The included paper pamphlet is really just a quick-start guide, with a few diagrams that show how to plug it in to your router and access files. A more comprehensive user manual is available online.
It is possible to open the Personal Cloud unit to upgrade or replace the drives, by pressing a second button at the back, then hooking the lid off by applying a little pressure. It's not the easiest thing to do – Seagate doesn't intend the unit to be opened regularly.
Enter the Personal Cloud IP address in a browser and the first screen asks you to agree to terms and conditions. Without prompting you, if the device can get online it automatically downloads and installs firmware updates, a process that takes quite a while.
If you've gone with a 2-Bay variant with a pair of disks, the next screen asks whether you want to create a volume using RAID 0 (striping for performance) or 1 (mirroring for hardware redundancy). There's no JBOD option.
After another wait as it builds the volume, this Seagate offering then asks you to create an account for the registered owner of the device. This step is required, and you need to provide an email address, password and timezone. You're then sent an email with a registration code to activate Seagate Access, the name for the media sharing app. After the cogs and gears grind a bit more, the device is ready to use.
By default, you'll receive status emails from the device, with the results of disk checks and so on, and (presumably) any errors, if the capacity is full and so on.
The main interface has been made to look as minimalist as possible, a style that gets a big thumbs up. Everything looks really clean and inviting to use. Even progress bars are well designed and attractive.
The Home screen that greets you upon login is a set of links to the various apps on the device, with the left-most one called Device Manager being the most important, where you find all the options to set up the Personal Cloud. Running along the top are a series of links: quick shutdown, a search function, links to the manual and a simple notification system.

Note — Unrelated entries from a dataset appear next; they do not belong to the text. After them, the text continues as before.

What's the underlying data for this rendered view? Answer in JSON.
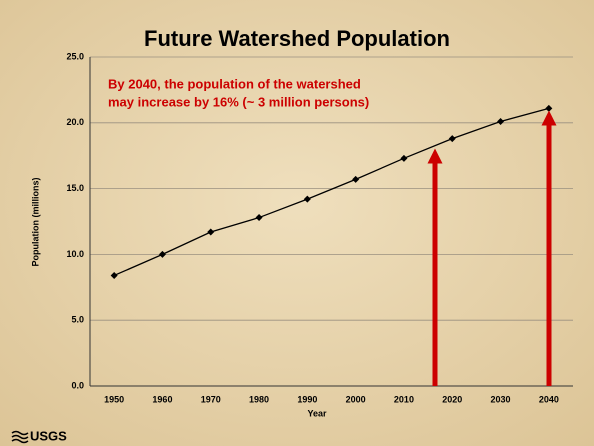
{
  "chart_data": {
    "type": "line",
    "title": "Future Watershed Population",
    "annotation": [
      "By 2040, the population of the watershed",
      "may increase by 16% (~ 3 million persons)"
    ],
    "xlabel": "Year",
    "ylabel": "Population (millions)",
    "categories": [
      "1950",
      "1960",
      "1970",
      "1980",
      "1990",
      "2000",
      "2010",
      "2020",
      "2030",
      "2040"
    ],
    "values": [
      8.4,
      10.0,
      11.7,
      12.8,
      14.2,
      15.7,
      17.3,
      18.8,
      20.1,
      21.1
    ],
    "color": "#000000",
    "ylim": [
      0,
      25
    ],
    "yticks": [
      {
        "value": 0,
        "label": "0.0"
      },
      {
        "value": 5,
        "label": "5.0"
      },
      {
        "value": 10,
        "label": "10.0"
      },
      {
        "value": 15,
        "label": "15.0"
      },
      {
        "value": 20,
        "label": "20.0"
      },
      {
        "value": 25,
        "label": "25.0"
      }
    ],
    "grid": true
  },
  "logo": "USGS"
}
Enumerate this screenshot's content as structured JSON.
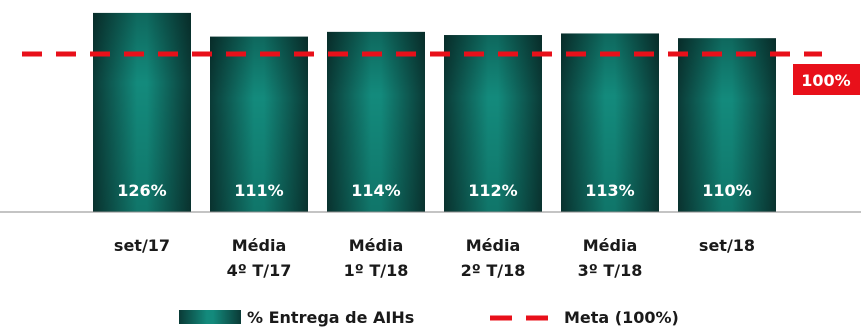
{
  "chart_data": {
    "type": "bar",
    "categories": [
      [
        "set/17"
      ],
      [
        "Média",
        "4º T/17"
      ],
      [
        "Média",
        "1º T/18"
      ],
      [
        "Média",
        "2º T/18"
      ],
      [
        "Média",
        "3º T/18"
      ],
      [
        "set/18"
      ]
    ],
    "series": [
      {
        "name": "% Entrega de AIHs",
        "values": [
          126,
          111,
          114,
          112,
          113,
          110
        ],
        "labels": [
          "126%",
          "111%",
          "114%",
          "112%",
          "113%",
          "110%"
        ],
        "color": "#0f6e63"
      }
    ],
    "target": {
      "name": "Meta (100%)",
      "value": 100,
      "label": "100%",
      "color": "#e8101a"
    },
    "ylim": [
      0,
      100
    ],
    "grid": false,
    "legend_position": "bottom"
  }
}
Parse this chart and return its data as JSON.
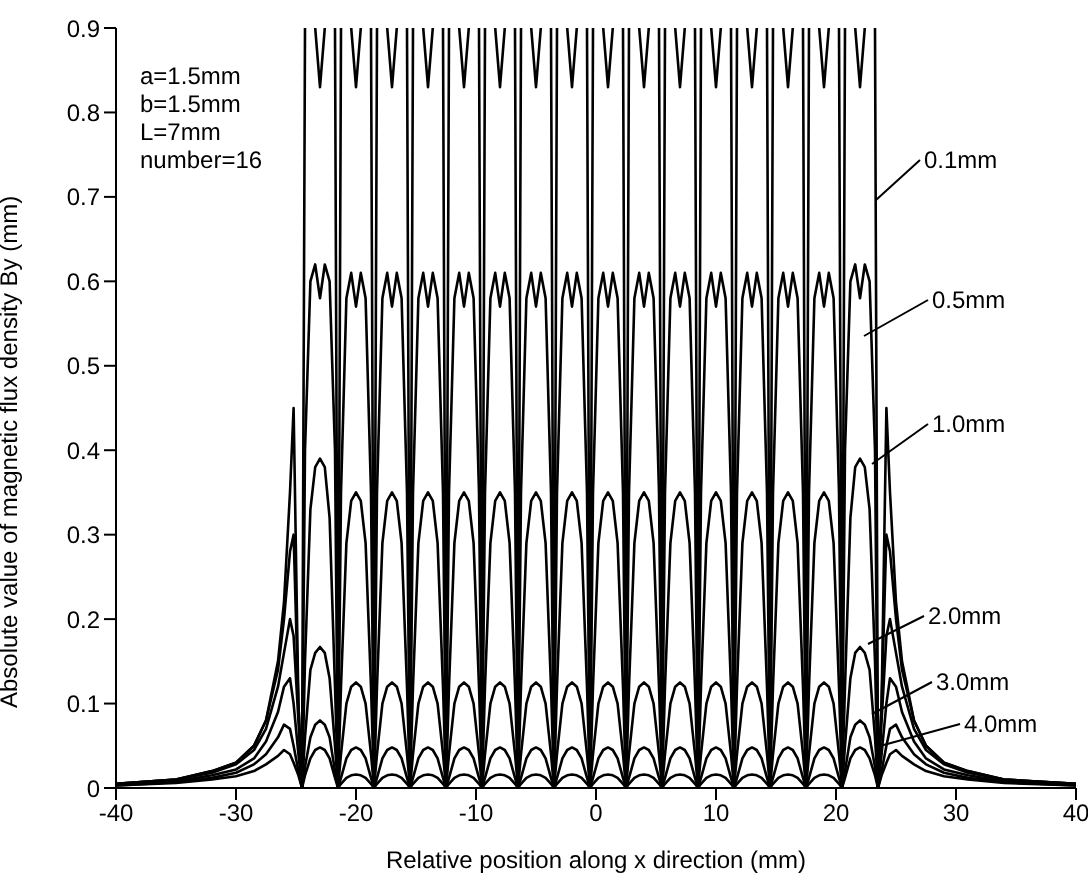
{
  "chart_data": {
    "type": "line",
    "xlabel": "Relative position along x direction (mm)",
    "ylabel": "Absolute value of magnetic flux density By (mm)",
    "legend": "right",
    "annotations": [
      "a=1.5mm",
      "b=1.5mm",
      "L=7mm",
      "number=16"
    ],
    "xlim": [
      -40,
      40
    ],
    "xticks": [
      -40,
      -30,
      -20,
      -10,
      0,
      10,
      20,
      30,
      40
    ],
    "ylim": [
      0,
      0.9
    ],
    "yticks": [
      0,
      0.1,
      0.2,
      0.3,
      0.4,
      0.5,
      0.6,
      0.7,
      0.8,
      0.9
    ],
    "x": [
      -40,
      -35,
      -32,
      -30,
      -28.5,
      -27.5,
      -26.5,
      -26,
      -25.5,
      -25.2,
      -24.8,
      -24.5,
      -24.25,
      -23.8,
      -23.4,
      -23,
      -22.6,
      -22.2,
      -21.75,
      -21.5,
      -21.25,
      -20.8,
      -20.4,
      -20,
      -19.6,
      -19.2,
      -18.75,
      -18.5,
      -18.25,
      -17.8,
      -17.4,
      -17,
      -16.6,
      -16.2,
      -15.75,
      -15.5,
      -15.25,
      -14.8,
      -14.4,
      -14,
      -13.6,
      -13.2,
      -12.75,
      -12.5,
      -12.25,
      -11.8,
      -11.4,
      -11,
      -10.6,
      -10.2,
      -9.75,
      -9.5,
      -9.25,
      -8.8,
      -8.4,
      -8,
      -7.6,
      -7.2,
      -6.75,
      -6.5,
      -6.25,
      -5.8,
      -5.4,
      -5,
      -4.6,
      -4.2,
      -3.75,
      -3.5,
      -3.25,
      -2.8,
      -2.4,
      -2,
      -1.6,
      -1.2,
      -0.75,
      -0.5,
      -0.25,
      0.2,
      0.6,
      1,
      1.4,
      1.8,
      2.25,
      2.5,
      2.75,
      3.2,
      3.6,
      4,
      4.4,
      4.8,
      5.25,
      5.5,
      5.75,
      6.2,
      6.6,
      7,
      7.4,
      7.8,
      8.25,
      8.5,
      8.75,
      9.2,
      9.6,
      10,
      10.4,
      10.8,
      11.25,
      11.5,
      11.75,
      12.2,
      12.6,
      13,
      13.4,
      13.8,
      14.25,
      14.5,
      14.75,
      15.2,
      15.6,
      16,
      16.4,
      16.8,
      17.25,
      17.5,
      17.75,
      18.2,
      18.6,
      19,
      19.4,
      19.8,
      20.25,
      20.5,
      20.75,
      21.2,
      21.6,
      22,
      22.4,
      22.8,
      23.25,
      23.5,
      23.8,
      24.2,
      24.5,
      25,
      25.5,
      26.5,
      27.5,
      29,
      31,
      34,
      40
    ],
    "series": [
      {
        "name": "0.1mm",
        "color": "#000000",
        "values": [
          0.005,
          0.01,
          0.02,
          0.03,
          0.05,
          0.08,
          0.15,
          0.22,
          0.35,
          0.45,
          0.1,
          0,
          0.9,
          null,
          0.9,
          0.83,
          0.9,
          null,
          0.9,
          0,
          0.9,
          null,
          0.9,
          0.83,
          0.9,
          null,
          0.9,
          0,
          0.9,
          null,
          0.9,
          0.83,
          0.9,
          null,
          0.9,
          0,
          0.9,
          null,
          0.9,
          0.83,
          0.9,
          null,
          0.9,
          0,
          0.9,
          null,
          0.9,
          0.83,
          0.9,
          null,
          0.9,
          0,
          0.9,
          null,
          0.9,
          0.83,
          0.9,
          null,
          0.9,
          0,
          0.9,
          null,
          0.9,
          0.83,
          0.9,
          null,
          0.9,
          0,
          0.9,
          null,
          0.9,
          0.83,
          0.9,
          null,
          0.9,
          0,
          0.9,
          null,
          0.9,
          0.83,
          0.9,
          null,
          0.9,
          0,
          0.9,
          null,
          0.9,
          0.83,
          0.9,
          null,
          0.9,
          0,
          0.9,
          null,
          0.9,
          0.83,
          0.9,
          null,
          0.9,
          0,
          0.9,
          null,
          0.9,
          0.83,
          0.9,
          null,
          0.9,
          0,
          0.9,
          null,
          0.9,
          0.83,
          0.9,
          null,
          0.9,
          0,
          0.9,
          null,
          0.9,
          0.83,
          0.9,
          null,
          0.9,
          0,
          0.9,
          null,
          0.9,
          0.83,
          0.9,
          null,
          0.9,
          0,
          0.9,
          null,
          0.9,
          0.83,
          0.9,
          null,
          0.9,
          0,
          0.1,
          0.45,
          0.35,
          0.22,
          0.15,
          0.08,
          0.05,
          0.03,
          0.02,
          0.01,
          0.005
        ]
      },
      {
        "name": "0.5mm",
        "color": "#000000",
        "values": [
          0.005,
          0.01,
          0.02,
          0.03,
          0.05,
          0.08,
          0.14,
          0.2,
          0.28,
          0.3,
          0.1,
          0,
          0.4,
          0.6,
          0.62,
          0.58,
          0.62,
          0.6,
          0.4,
          0,
          0.35,
          0.58,
          0.61,
          0.57,
          0.61,
          0.58,
          0.35,
          0,
          0.35,
          0.58,
          0.61,
          0.57,
          0.61,
          0.58,
          0.35,
          0,
          0.35,
          0.58,
          0.61,
          0.57,
          0.61,
          0.58,
          0.35,
          0,
          0.35,
          0.58,
          0.61,
          0.57,
          0.61,
          0.58,
          0.35,
          0,
          0.35,
          0.58,
          0.61,
          0.57,
          0.61,
          0.58,
          0.35,
          0,
          0.35,
          0.58,
          0.61,
          0.57,
          0.61,
          0.58,
          0.35,
          0,
          0.35,
          0.58,
          0.61,
          0.57,
          0.61,
          0.58,
          0.35,
          0,
          0.35,
          0.58,
          0.61,
          0.57,
          0.61,
          0.58,
          0.35,
          0,
          0.35,
          0.58,
          0.61,
          0.57,
          0.61,
          0.58,
          0.35,
          0,
          0.35,
          0.58,
          0.61,
          0.57,
          0.61,
          0.58,
          0.35,
          0,
          0.35,
          0.58,
          0.61,
          0.57,
          0.61,
          0.58,
          0.35,
          0,
          0.35,
          0.58,
          0.61,
          0.57,
          0.61,
          0.58,
          0.35,
          0,
          0.35,
          0.58,
          0.61,
          0.57,
          0.61,
          0.58,
          0.35,
          0,
          0.35,
          0.58,
          0.61,
          0.57,
          0.61,
          0.58,
          0.35,
          0,
          0.4,
          0.6,
          0.62,
          0.58,
          0.62,
          0.6,
          0.4,
          0,
          0.1,
          0.3,
          0.28,
          0.2,
          0.14,
          0.08,
          0.05,
          0.03,
          0.02,
          0.01,
          0.005
        ]
      },
      {
        "name": "1.0mm",
        "color": "#000000",
        "values": [
          0.005,
          0.01,
          0.018,
          0.028,
          0.045,
          0.07,
          0.12,
          0.16,
          0.2,
          0.18,
          0.08,
          0,
          0.15,
          0.33,
          0.38,
          0.39,
          0.38,
          0.32,
          0.12,
          0,
          0.12,
          0.29,
          0.34,
          0.35,
          0.34,
          0.29,
          0.12,
          0,
          0.12,
          0.29,
          0.34,
          0.35,
          0.34,
          0.29,
          0.12,
          0,
          0.12,
          0.29,
          0.34,
          0.35,
          0.34,
          0.29,
          0.12,
          0,
          0.12,
          0.29,
          0.34,
          0.35,
          0.34,
          0.29,
          0.12,
          0,
          0.12,
          0.29,
          0.34,
          0.35,
          0.34,
          0.29,
          0.12,
          0,
          0.12,
          0.29,
          0.34,
          0.35,
          0.34,
          0.29,
          0.12,
          0,
          0.12,
          0.29,
          0.34,
          0.35,
          0.34,
          0.29,
          0.12,
          0,
          0.12,
          0.29,
          0.34,
          0.35,
          0.34,
          0.29,
          0.12,
          0,
          0.12,
          0.29,
          0.34,
          0.35,
          0.34,
          0.29,
          0.12,
          0,
          0.12,
          0.29,
          0.34,
          0.35,
          0.34,
          0.29,
          0.12,
          0,
          0.12,
          0.29,
          0.34,
          0.35,
          0.34,
          0.29,
          0.12,
          0,
          0.12,
          0.29,
          0.34,
          0.35,
          0.34,
          0.29,
          0.12,
          0,
          0.12,
          0.29,
          0.34,
          0.35,
          0.34,
          0.29,
          0.12,
          0,
          0.12,
          0.29,
          0.34,
          0.35,
          0.34,
          0.29,
          0.12,
          0,
          0.12,
          0.32,
          0.38,
          0.39,
          0.38,
          0.33,
          0.15,
          0,
          0.08,
          0.18,
          0.2,
          0.16,
          0.12,
          0.07,
          0.045,
          0.028,
          0.018,
          0.01,
          0.005
        ]
      },
      {
        "name": "2.0mm",
        "color": "#000000",
        "values": [
          0.004,
          0.008,
          0.015,
          0.022,
          0.035,
          0.055,
          0.09,
          0.12,
          0.13,
          0.1,
          0.04,
          0,
          0.06,
          0.14,
          0.16,
          0.167,
          0.16,
          0.13,
          0.05,
          0,
          0.04,
          0.1,
          0.12,
          0.125,
          0.12,
          0.1,
          0.04,
          0,
          0.04,
          0.1,
          0.12,
          0.125,
          0.12,
          0.1,
          0.04,
          0,
          0.04,
          0.1,
          0.12,
          0.125,
          0.12,
          0.1,
          0.04,
          0,
          0.04,
          0.1,
          0.12,
          0.125,
          0.12,
          0.1,
          0.04,
          0,
          0.04,
          0.1,
          0.12,
          0.125,
          0.12,
          0.1,
          0.04,
          0,
          0.04,
          0.1,
          0.12,
          0.125,
          0.12,
          0.1,
          0.04,
          0,
          0.04,
          0.1,
          0.12,
          0.125,
          0.12,
          0.1,
          0.04,
          0,
          0.04,
          0.1,
          0.12,
          0.125,
          0.12,
          0.1,
          0.04,
          0,
          0.04,
          0.1,
          0.12,
          0.125,
          0.12,
          0.1,
          0.04,
          0,
          0.04,
          0.1,
          0.12,
          0.125,
          0.12,
          0.1,
          0.04,
          0,
          0.04,
          0.1,
          0.12,
          0.125,
          0.12,
          0.1,
          0.04,
          0,
          0.04,
          0.1,
          0.12,
          0.125,
          0.12,
          0.1,
          0.04,
          0,
          0.04,
          0.1,
          0.12,
          0.125,
          0.12,
          0.1,
          0.04,
          0,
          0.04,
          0.1,
          0.12,
          0.125,
          0.12,
          0.1,
          0.04,
          0,
          0.05,
          0.13,
          0.16,
          0.167,
          0.16,
          0.14,
          0.06,
          0,
          0.04,
          0.1,
          0.13,
          0.12,
          0.09,
          0.055,
          0.035,
          0.022,
          0.015,
          0.008,
          0.004
        ]
      },
      {
        "name": "3.0mm",
        "color": "#000000",
        "values": [
          0.003,
          0.007,
          0.012,
          0.018,
          0.028,
          0.04,
          0.06,
          0.075,
          0.07,
          0.05,
          0.02,
          0,
          0.025,
          0.06,
          0.075,
          0.08,
          0.075,
          0.06,
          0.02,
          0,
          0.012,
          0.035,
          0.045,
          0.048,
          0.045,
          0.035,
          0.012,
          0,
          0.012,
          0.035,
          0.045,
          0.048,
          0.045,
          0.035,
          0.012,
          0,
          0.012,
          0.035,
          0.045,
          0.048,
          0.045,
          0.035,
          0.012,
          0,
          0.012,
          0.035,
          0.045,
          0.048,
          0.045,
          0.035,
          0.012,
          0,
          0.012,
          0.035,
          0.045,
          0.048,
          0.045,
          0.035,
          0.012,
          0,
          0.012,
          0.035,
          0.045,
          0.048,
          0.045,
          0.035,
          0.012,
          0,
          0.012,
          0.035,
          0.045,
          0.048,
          0.045,
          0.035,
          0.012,
          0,
          0.012,
          0.035,
          0.045,
          0.048,
          0.045,
          0.035,
          0.012,
          0,
          0.012,
          0.035,
          0.045,
          0.048,
          0.045,
          0.035,
          0.012,
          0,
          0.012,
          0.035,
          0.045,
          0.048,
          0.045,
          0.035,
          0.012,
          0,
          0.012,
          0.035,
          0.045,
          0.048,
          0.045,
          0.035,
          0.012,
          0,
          0.012,
          0.035,
          0.045,
          0.048,
          0.045,
          0.035,
          0.012,
          0,
          0.012,
          0.035,
          0.045,
          0.048,
          0.045,
          0.035,
          0.012,
          0,
          0.012,
          0.035,
          0.045,
          0.048,
          0.045,
          0.035,
          0.012,
          0,
          0.02,
          0.06,
          0.075,
          0.08,
          0.075,
          0.06,
          0.025,
          0,
          0.02,
          0.05,
          0.07,
          0.075,
          0.06,
          0.04,
          0.028,
          0.018,
          0.012,
          0.007,
          0.003
        ]
      },
      {
        "name": "4.0mm",
        "color": "#000000",
        "values": [
          0.003,
          0.006,
          0.01,
          0.014,
          0.02,
          0.028,
          0.038,
          0.045,
          0.04,
          0.03,
          0.015,
          0,
          0.015,
          0.035,
          0.045,
          0.048,
          0.045,
          0.035,
          0.012,
          0,
          0.005,
          0.012,
          0.015,
          0.016,
          0.015,
          0.012,
          0.005,
          0,
          0.005,
          0.012,
          0.015,
          0.016,
          0.015,
          0.012,
          0.005,
          0,
          0.005,
          0.012,
          0.015,
          0.016,
          0.015,
          0.012,
          0.005,
          0,
          0.005,
          0.012,
          0.015,
          0.016,
          0.015,
          0.012,
          0.005,
          0,
          0.005,
          0.012,
          0.015,
          0.016,
          0.015,
          0.012,
          0.005,
          0,
          0.005,
          0.012,
          0.015,
          0.016,
          0.015,
          0.012,
          0.005,
          0,
          0.005,
          0.012,
          0.015,
          0.016,
          0.015,
          0.012,
          0.005,
          0,
          0.005,
          0.012,
          0.015,
          0.016,
          0.015,
          0.012,
          0.005,
          0,
          0.005,
          0.012,
          0.015,
          0.016,
          0.015,
          0.012,
          0.005,
          0,
          0.005,
          0.012,
          0.015,
          0.016,
          0.015,
          0.012,
          0.005,
          0,
          0.005,
          0.012,
          0.015,
          0.016,
          0.015,
          0.012,
          0.005,
          0,
          0.005,
          0.012,
          0.015,
          0.016,
          0.015,
          0.012,
          0.005,
          0,
          0.005,
          0.012,
          0.015,
          0.016,
          0.015,
          0.012,
          0.005,
          0,
          0.005,
          0.012,
          0.015,
          0.016,
          0.015,
          0.012,
          0.005,
          0,
          0.012,
          0.035,
          0.045,
          0.048,
          0.045,
          0.035,
          0.015,
          0,
          0.015,
          0.03,
          0.04,
          0.045,
          0.038,
          0.028,
          0.02,
          0.014,
          0.01,
          0.006,
          0.003
        ]
      }
    ]
  }
}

Under Device Manager are settings to keep an eye on disk, memory and processor usage. When you add a new user, you can create a username and password yourself, or simply add an email address, and the user will be sent a link for them to create their own password.
There's also a (paltry) selection of apps to download. One of these is a download manager for torrent files, something a lot of people want from their NAS as it lets them seed and download their torrents (of freeware Linux ISOs, naturally) without having to leave a PC on.
You can have up to 20 concurrent downloads, added either via a local file or a URL. The download and upload rates can be adjusted, and a nice touch is that when a download finishes, the NAS sends the owner an email to inform them.
Among the other apps, there's also a Plex media server and basic support for hosted Wordpress sites.